Message table for 1 on 1 chat

The message_id can be used to order messages. We won't use create_time because two messages can be created at the same time.

image-20240511181051571

Message table for group chat

We use the composite primary consists of channel_id and message_id.

channel_id is the group id, so we can know this message should be sent to which group.

user_id is the sender.

image-20240511181123970

How to generate message_id?

It's an important topic worth exploring. message_id must satisfy the following two requirements:

  1. IDs must be unique
  2. IDs should be sortable by time, meaning ID of new messages should be newer than old ones.

There are solutions come to mind:

  1. Use the auto_increment keyword in MySQL. However, NoSQL doesn't provide such a feature.
  2. Use UUID generator to generate global 64-bit sequence numbers like Snowflake.
  3. Use a local sequence number generator.
    1. Local means the message_id is only unique and ordered within a channel_id.
    2. This approach is easier than the global UUID generator.

Design Deep Dive

Service discovery

The service discovery will pick up the best services for clients based on predefined criteria.

  1. Geographical location, find the servers closest to the clients
  2. Server Capacity, for load balancing.
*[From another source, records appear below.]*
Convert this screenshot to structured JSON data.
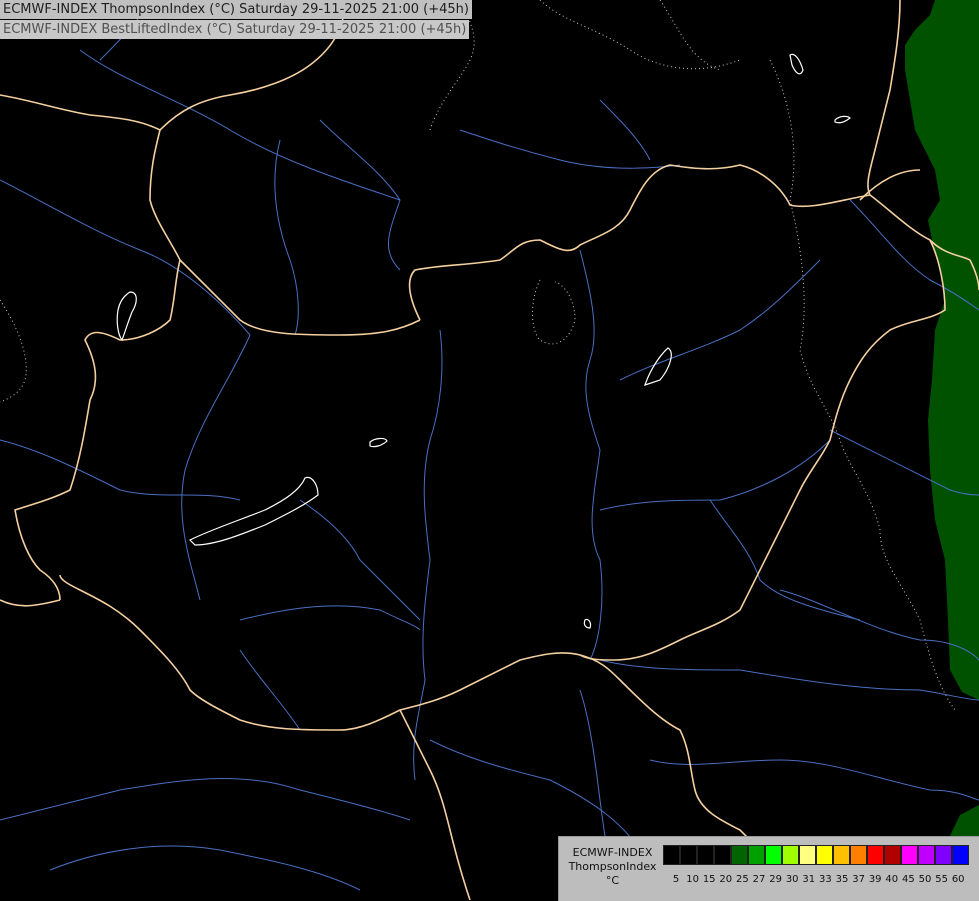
{
  "header": {
    "line1": "ECMWF-INDEX ThompsonIndex (°C) Saturday 29-11-2025 21:00 (+45h)",
    "line2": "ECMWF-INDEX BestLiftedIndex (°C) Saturday 29-11-2025 21:00 (+45h)"
  },
  "legend": {
    "title_line1": "ECMWF-INDEX",
    "title_line2": "ThompsonIndex",
    "title_line3": "°C",
    "swatches": [
      {
        "color": "#000000"
      },
      {
        "color": "#000000"
      },
      {
        "color": "#000000"
      },
      {
        "color": "#000000"
      },
      {
        "color": "#006400"
      },
      {
        "color": "#00a000"
      },
      {
        "color": "#00ff00"
      },
      {
        "color": "#a0ff00"
      },
      {
        "color": "#ffff80"
      },
      {
        "color": "#ffff00"
      },
      {
        "color": "#ffc000"
      },
      {
        "color": "#ff8000"
      },
      {
        "color": "#ff0000"
      },
      {
        "color": "#b00000"
      },
      {
        "color": "#ff00ff"
      },
      {
        "color": "#c000ff"
      },
      {
        "color": "#8000ff"
      },
      {
        "color": "#0000ff"
      }
    ],
    "ticks": [
      "5",
      "10",
      "15",
      "20",
      "25",
      "27",
      "29",
      "30",
      "31",
      "33",
      "35",
      "37",
      "39",
      "40",
      "45",
      "50",
      "55",
      "60"
    ]
  },
  "map": {
    "background_color": "#000000",
    "border_color": "#ffd8a8",
    "river_color": "#5070c8",
    "highlight_fill_color": "#005200",
    "lake_outline_color": "#ffffff",
    "contour_color": "#c8c8c8"
  }
}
What's the diff between this and load balancer?

image-20240511182703749

Message Flow

1 on 1 chat flow

  • Message sync queue

image-20240511182717946

  • Message synchronization across multiple devices
    • The max_read_index on app of devices

image-20240511182747157

small group chat flow

available for a 500 ppl small group chat

Presence status: online/offline

login

  • set status as online

logout

  • set status as offline

disconnect

  • Heartbeat
  • Set status as offline while timeout

image-20240511183824732

Online status fanout

  • publish-subscribe channel

image-20240511183812976

Wrap Up

Additional talking points

  • Exetend the chat system to support photos and videos.
  • End-to-end encryption.
  • Caching messages on the client side.
  • Improve load time.
  • Fault tolerance.
    • Service single ponint of failure. State machine replication.
    • Message lost. Messsage resent mechanism.